Source: TNS Media Korea

==Liancourt Rocks (Dokdo Islands) controversy==
Originally set to premiere on August 21, 2012 on BS Nippon, the airing of A Man Called God was indefinitely delayed after the broadcaster feared public backlash, amid diplomatic tension and rising anti-Korean sentiment in Japan against Hallyu celebrities regarding the Korea-Japan territorial dispute over the Liancourt Rocks.
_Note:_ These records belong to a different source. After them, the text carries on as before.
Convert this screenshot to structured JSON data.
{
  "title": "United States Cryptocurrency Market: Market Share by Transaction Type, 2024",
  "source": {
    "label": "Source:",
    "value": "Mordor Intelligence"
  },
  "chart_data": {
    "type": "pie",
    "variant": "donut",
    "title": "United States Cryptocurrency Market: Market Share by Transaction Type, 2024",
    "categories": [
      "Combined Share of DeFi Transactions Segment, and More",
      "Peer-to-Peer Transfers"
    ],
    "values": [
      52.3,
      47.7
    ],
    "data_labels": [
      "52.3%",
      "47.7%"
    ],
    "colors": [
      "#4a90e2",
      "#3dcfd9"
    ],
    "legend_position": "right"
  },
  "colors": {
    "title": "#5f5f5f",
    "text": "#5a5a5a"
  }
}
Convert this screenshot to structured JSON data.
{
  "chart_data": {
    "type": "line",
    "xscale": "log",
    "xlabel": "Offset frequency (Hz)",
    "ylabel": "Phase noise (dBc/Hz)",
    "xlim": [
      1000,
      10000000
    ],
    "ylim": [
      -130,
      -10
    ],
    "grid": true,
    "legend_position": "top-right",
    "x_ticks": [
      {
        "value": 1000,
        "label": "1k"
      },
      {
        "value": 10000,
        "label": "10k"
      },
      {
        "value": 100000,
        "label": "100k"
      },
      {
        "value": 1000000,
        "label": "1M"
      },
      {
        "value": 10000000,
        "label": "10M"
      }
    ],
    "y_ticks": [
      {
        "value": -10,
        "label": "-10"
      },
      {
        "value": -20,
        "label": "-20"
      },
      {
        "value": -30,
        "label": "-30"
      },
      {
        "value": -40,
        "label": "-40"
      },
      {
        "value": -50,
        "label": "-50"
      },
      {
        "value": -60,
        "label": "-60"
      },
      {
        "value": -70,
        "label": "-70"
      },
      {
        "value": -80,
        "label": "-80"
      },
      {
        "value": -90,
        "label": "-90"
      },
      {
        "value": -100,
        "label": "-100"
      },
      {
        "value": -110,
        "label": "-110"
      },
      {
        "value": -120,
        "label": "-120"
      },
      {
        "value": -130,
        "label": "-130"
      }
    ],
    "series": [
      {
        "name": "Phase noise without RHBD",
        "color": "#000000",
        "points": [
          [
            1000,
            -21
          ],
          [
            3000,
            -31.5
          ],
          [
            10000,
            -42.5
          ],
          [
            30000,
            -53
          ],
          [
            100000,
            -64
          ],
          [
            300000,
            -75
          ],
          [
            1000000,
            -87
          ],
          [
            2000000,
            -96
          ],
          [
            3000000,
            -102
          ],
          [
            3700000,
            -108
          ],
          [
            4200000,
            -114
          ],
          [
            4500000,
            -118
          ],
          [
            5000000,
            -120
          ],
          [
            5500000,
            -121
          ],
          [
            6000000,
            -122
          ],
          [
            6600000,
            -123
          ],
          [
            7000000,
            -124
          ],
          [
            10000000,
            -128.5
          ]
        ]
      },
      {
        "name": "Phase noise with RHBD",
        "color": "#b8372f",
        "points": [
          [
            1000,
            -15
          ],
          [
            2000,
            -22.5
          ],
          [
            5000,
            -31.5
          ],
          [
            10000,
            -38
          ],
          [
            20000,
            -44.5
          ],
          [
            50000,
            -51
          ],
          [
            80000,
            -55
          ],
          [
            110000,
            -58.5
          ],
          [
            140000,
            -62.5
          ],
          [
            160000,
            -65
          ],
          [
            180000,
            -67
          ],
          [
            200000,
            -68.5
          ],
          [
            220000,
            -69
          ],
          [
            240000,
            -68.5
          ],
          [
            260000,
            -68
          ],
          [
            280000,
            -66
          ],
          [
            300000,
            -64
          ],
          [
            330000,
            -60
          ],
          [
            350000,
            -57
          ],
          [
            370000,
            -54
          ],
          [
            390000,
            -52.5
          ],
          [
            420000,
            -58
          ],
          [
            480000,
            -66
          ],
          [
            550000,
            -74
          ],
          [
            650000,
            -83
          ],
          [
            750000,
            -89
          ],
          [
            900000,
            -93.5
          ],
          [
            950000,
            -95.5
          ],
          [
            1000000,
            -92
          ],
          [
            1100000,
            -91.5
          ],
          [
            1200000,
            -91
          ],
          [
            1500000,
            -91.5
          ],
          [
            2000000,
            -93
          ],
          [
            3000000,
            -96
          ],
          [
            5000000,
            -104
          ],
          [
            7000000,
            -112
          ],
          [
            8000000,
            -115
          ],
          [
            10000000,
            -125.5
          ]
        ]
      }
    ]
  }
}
Lead actor Song Il-gook had participated in a 220-kilometer patriotic relay swim to the Liancourt Rocks on August 15 to commemorate South Korea's Liberation Day, which marks the end of Japan's colonial rule in 1945.

==International Broadcasts==
In Indonesia, the series was broadcast by Lejel Television Network during 2012–2013. In the United States, the series began airing in February 2015 on KFVE/Honolulu on Sunday afternoons.